What someone does or does not believe about the future stems from even more foundational parts of their worldview. A person who is rationalistic can understand the evidential probability or logical possibility of future events without pretending like he or she knows which of the numerous possible events will actually occur, and non-rationalists will instead believe that specific future events will happen on the arbitrary grounds of emotion, persuasion, or mere perception or desire. How people react to false predictions will likely reflect whatever irrationality is in the rest of their worldview, as in the case of how the typical kind of non-rationalistic Christian dismisses the logical possibility of human-spurred climate disaster because of inaccurate predictions while not treating the Second Coming the same way.
The Second Coming of Jesus might have been predicted falsely many times throughout church history, but it does not logically follow that there will be no Second Coming at all. Whether Jesus is divine or whether he will return are metaphysical issues that are not dictated by whether fools across history claimed or even privately believed they knew when the return of Christ would occur. Many Christians would agree with this, but not on the basis of strictly logical necessity, agreeing that false predictions of the Second Coming do not mean Christianity is false only because they are emotionalistically attached to Christianity already, not because they recognize how the invalidity of Christian eschatology does not logically follow from idiots making such claims. The same is true of environmental disaster of human origin.
Irregardless of whether human-caused climate change leads to some sort of catastrophe, the truth of the matter will not depend on if some environmentalists, like some Christians, made assumptions and proclaimed errors out of misguided zeal. The way evangelical Christians tend to react to this as opposed to the false dates for Christ's return shows that they are very willing to overlook false predictions when they are made by other evangelicals. It is not hard to see in the individual cases of climate alarmism and Christian eschatology that there is no such thing as knowledge, as opposed to assumptions, of when major events will happen. It is not difficult to see that any fool could believe or assert that an event is right around the corner when there is no way they could prove it.
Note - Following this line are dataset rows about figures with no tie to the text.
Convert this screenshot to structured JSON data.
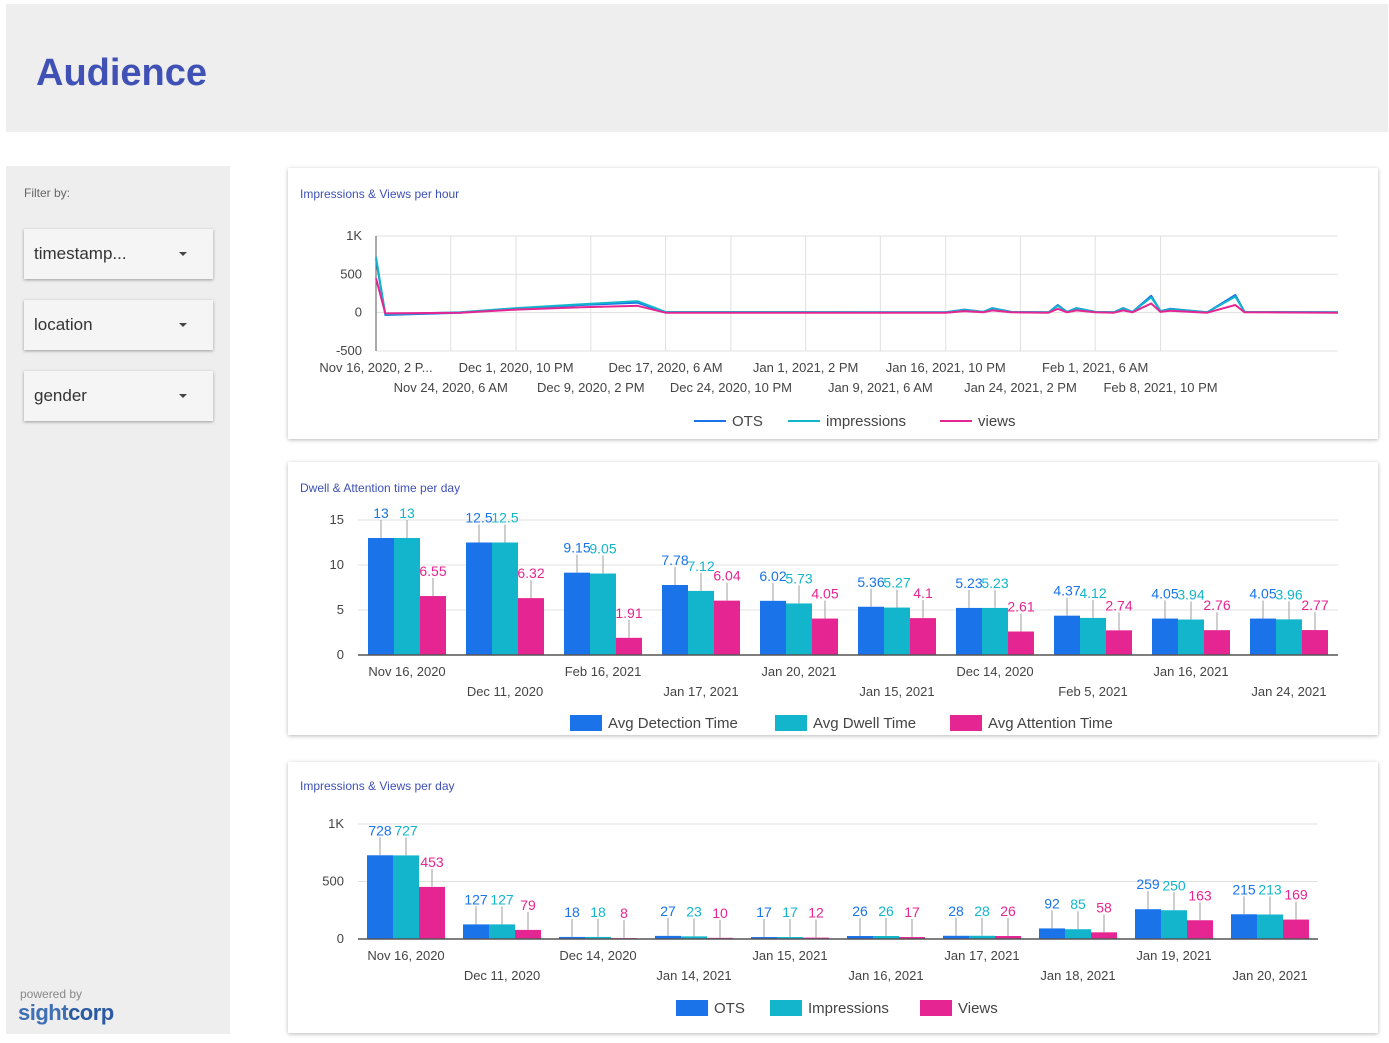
{
  "page": {
    "title": "Audience"
  },
  "sidebar": {
    "filter_label": "Filter by:",
    "filters": [
      {
        "label": "timestamp..."
      },
      {
        "label": "location"
      },
      {
        "label": "gender"
      }
    ],
    "powered_by": "powered by",
    "logo": {
      "part1": "sight",
      "part2": "corp"
    }
  },
  "colors": {
    "blue": "#1a73e8",
    "teal": "#12b5cb",
    "pink": "#e52592",
    "title": "#3f51b5"
  },
  "chart_data": [
    {
      "type": "line",
      "title": "Impressions & Views per hour",
      "y_ticks": [
        "1K",
        "500",
        "0",
        "-500"
      ],
      "ylim": [
        -500,
        1000
      ],
      "x_ticks_row1": [
        "Nov 16, 2020, 2 P...",
        "Dec 1, 2020, 10 PM",
        "Dec 17, 2020, 6 AM",
        "Jan 1, 2021, 2 PM",
        "Jan 16, 2021, 10 PM",
        "Feb 1, 2021, 6 AM"
      ],
      "x_ticks_row2": [
        "Nov 24, 2020, 6 AM",
        "Dec 9, 2020, 2 PM",
        "Dec 24, 2020, 10 PM",
        "Jan 9, 2021, 6 AM",
        "Jan 24, 2021, 2 PM",
        "Feb 8, 2021, 10 PM"
      ],
      "x_label_dates": [
        "2020-11-16",
        "2020-11-24",
        "2020-12-01",
        "2020-12-09",
        "2020-12-17",
        "2020-12-24",
        "2021-01-01",
        "2021-01-09",
        "2021-01-16",
        "2021-01-24",
        "2021-02-01",
        "2021-02-08"
      ],
      "grid": true,
      "legend": "bottom",
      "series": [
        {
          "name": "OTS",
          "color": "#1a73e8",
          "points": [
            [
              "2020-11-16",
              700
            ],
            [
              "2020-11-17",
              -30
            ],
            [
              "2020-11-25",
              0
            ],
            [
              "2020-12-01",
              50
            ],
            [
              "2020-12-08",
              100
            ],
            [
              "2020-12-14",
              130
            ],
            [
              "2020-12-17",
              5
            ],
            [
              "2021-01-16",
              5
            ],
            [
              "2021-01-18",
              40
            ],
            [
              "2021-01-20",
              10
            ],
            [
              "2021-01-21",
              60
            ],
            [
              "2021-01-23",
              10
            ],
            [
              "2021-01-27",
              5
            ],
            [
              "2021-01-28",
              100
            ],
            [
              "2021-01-29",
              10
            ],
            [
              "2021-01-30",
              60
            ],
            [
              "2021-02-01",
              10
            ],
            [
              "2021-02-03",
              5
            ],
            [
              "2021-02-04",
              60
            ],
            [
              "2021-02-05",
              10
            ],
            [
              "2021-02-07",
              220
            ],
            [
              "2021-02-08",
              20
            ],
            [
              "2021-02-09",
              50
            ],
            [
              "2021-02-13",
              5
            ],
            [
              "2021-02-16",
              230
            ],
            [
              "2021-02-17",
              10
            ],
            [
              "2021-02-27",
              5
            ]
          ]
        },
        {
          "name": "impressions",
          "color": "#12b5cb",
          "points": [
            [
              "2020-11-16",
              727
            ],
            [
              "2020-11-17",
              -20
            ],
            [
              "2020-11-25",
              5
            ],
            [
              "2020-12-01",
              60
            ],
            [
              "2020-12-08",
              110
            ],
            [
              "2020-12-14",
              150
            ],
            [
              "2020-12-17",
              10
            ],
            [
              "2021-01-16",
              5
            ],
            [
              "2021-01-18",
              35
            ],
            [
              "2021-01-20",
              10
            ],
            [
              "2021-01-21",
              55
            ],
            [
              "2021-01-23",
              10
            ],
            [
              "2021-01-27",
              5
            ],
            [
              "2021-01-28",
              90
            ],
            [
              "2021-01-29",
              10
            ],
            [
              "2021-01-30",
              55
            ],
            [
              "2021-02-01",
              10
            ],
            [
              "2021-02-03",
              5
            ],
            [
              "2021-02-04",
              55
            ],
            [
              "2021-02-05",
              10
            ],
            [
              "2021-02-07",
              200
            ],
            [
              "2021-02-08",
              20
            ],
            [
              "2021-02-09",
              45
            ],
            [
              "2021-02-13",
              5
            ],
            [
              "2021-02-16",
              210
            ],
            [
              "2021-02-17",
              10
            ],
            [
              "2021-02-27",
              5
            ]
          ]
        },
        {
          "name": "views",
          "color": "#e52592",
          "points": [
            [
              "2020-11-16",
              450
            ],
            [
              "2020-11-17",
              -10
            ],
            [
              "2020-11-25",
              0
            ],
            [
              "2020-12-01",
              40
            ],
            [
              "2020-12-08",
              70
            ],
            [
              "2020-12-14",
              90
            ],
            [
              "2020-12-17",
              0
            ],
            [
              "2021-01-16",
              0
            ],
            [
              "2021-01-18",
              20
            ],
            [
              "2021-01-20",
              5
            ],
            [
              "2021-01-21",
              30
            ],
            [
              "2021-01-23",
              5
            ],
            [
              "2021-01-27",
              0
            ],
            [
              "2021-01-28",
              50
            ],
            [
              "2021-01-29",
              5
            ],
            [
              "2021-01-30",
              30
            ],
            [
              "2021-02-01",
              5
            ],
            [
              "2021-02-03",
              0
            ],
            [
              "2021-02-04",
              30
            ],
            [
              "2021-02-05",
              5
            ],
            [
              "2021-02-07",
              120
            ],
            [
              "2021-02-08",
              10
            ],
            [
              "2021-02-09",
              25
            ],
            [
              "2021-02-13",
              0
            ],
            [
              "2021-02-16",
              100
            ],
            [
              "2021-02-17",
              5
            ],
            [
              "2021-02-27",
              0
            ]
          ]
        }
      ]
    },
    {
      "type": "bar",
      "title": "Dwell & Attention time per day",
      "y_ticks": [
        "15",
        "10",
        "5",
        "0"
      ],
      "ylim": [
        0,
        15
      ],
      "categories": [
        "Nov 16, 2020",
        "Dec 11, 2020",
        "Feb 16, 2021",
        "Jan 17, 2021",
        "Jan 20, 2021",
        "Jan 15, 2021",
        "Dec 14, 2020",
        "Feb 5, 2021",
        "Jan 16, 2021",
        "Jan 24, 2021"
      ],
      "grid": true,
      "legend": "bottom",
      "series": [
        {
          "name": "Avg Detection Time",
          "color": "#1a73e8",
          "values": [
            13,
            12.5,
            9.15,
            7.78,
            6.02,
            5.36,
            5.23,
            4.37,
            4.05,
            4.05
          ],
          "labels": [
            "13",
            "12.5",
            "9.15",
            "7.78",
            "6.02",
            "5.36",
            "5.23",
            "4.37",
            "4.05",
            "4.05"
          ]
        },
        {
          "name": "Avg Dwell Time",
          "color": "#12b5cb",
          "values": [
            13,
            12.5,
            9.05,
            7.12,
            5.73,
            5.27,
            5.23,
            4.12,
            3.94,
            3.96
          ],
          "labels": [
            "13",
            "12.5",
            "9.05",
            "7.12",
            "5.73",
            "5.27",
            "5.23",
            "4.12",
            "3.94",
            "3.96"
          ]
        },
        {
          "name": "Avg Attention Time",
          "color": "#e52592",
          "values": [
            6.55,
            6.32,
            1.91,
            6.04,
            4.05,
            4.1,
            2.61,
            2.74,
            2.76,
            2.77
          ],
          "labels": [
            "6.55",
            "6.32",
            "1.91",
            "6.04",
            "4.05",
            "4.1",
            "2.61",
            "2.74",
            "2.76",
            "2.77"
          ]
        }
      ]
    },
    {
      "type": "bar",
      "title": "Impressions & Views per day",
      "y_ticks": [
        "1K",
        "500",
        "0"
      ],
      "ylim": [
        0,
        1000
      ],
      "categories": [
        "Nov 16, 2020",
        "Dec 11, 2020",
        "Dec 14, 2020",
        "Jan 14, 2021",
        "Jan 15, 2021",
        "Jan 16, 2021",
        "Jan 17, 2021",
        "Jan 18, 2021",
        "Jan 19, 2021",
        "Jan 20, 2021"
      ],
      "grid": true,
      "legend": "bottom",
      "series": [
        {
          "name": "OTS",
          "color": "#1a73e8",
          "values": [
            728,
            127,
            18,
            27,
            17,
            26,
            28,
            92,
            259,
            215
          ],
          "labels": [
            "728",
            "127",
            "18",
            "27",
            "17",
            "26",
            "28",
            "92",
            "259",
            "215"
          ]
        },
        {
          "name": "Impressions",
          "color": "#12b5cb",
          "values": [
            727,
            127,
            18,
            23,
            17,
            26,
            28,
            85,
            250,
            213
          ],
          "labels": [
            "727",
            "127",
            "18",
            "23",
            "17",
            "26",
            "28",
            "85",
            "250",
            "213"
          ]
        },
        {
          "name": "Views",
          "color": "#e52592",
          "values": [
            453,
            79,
            8,
            10,
            12,
            17,
            26,
            58,
            163,
            169
          ],
          "labels": [
            "453",
            "79",
            "8",
            "10",
            "12",
            "17",
            "26",
            "58",
            "163",
            "169"
          ]
        }
      ]
    }
  ]
}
Non-rationalists are certainly prone to fallacies no matter which ones they end up holding onto. So very easily, fallacious beliefs involve the hypocrisy of treating different groups of people as if one of them is not in the wrong for having epistemological or moral errors. This hypocrisy could take the form of conservatives criticizing liberals for the misandry they also embrace just as it could take the form of evangelical Christians, who are often also conservatives, thinking that failed promises of ecological disaster invalidate all strands of environmentalism while ignoring the similarities to how they treat the Second Coming. Insincerity and its more important cousin irrationality are what convince them to have such distinct philosophical standards in their metaphysical ideologies, epistemological frameworks, and moral stances.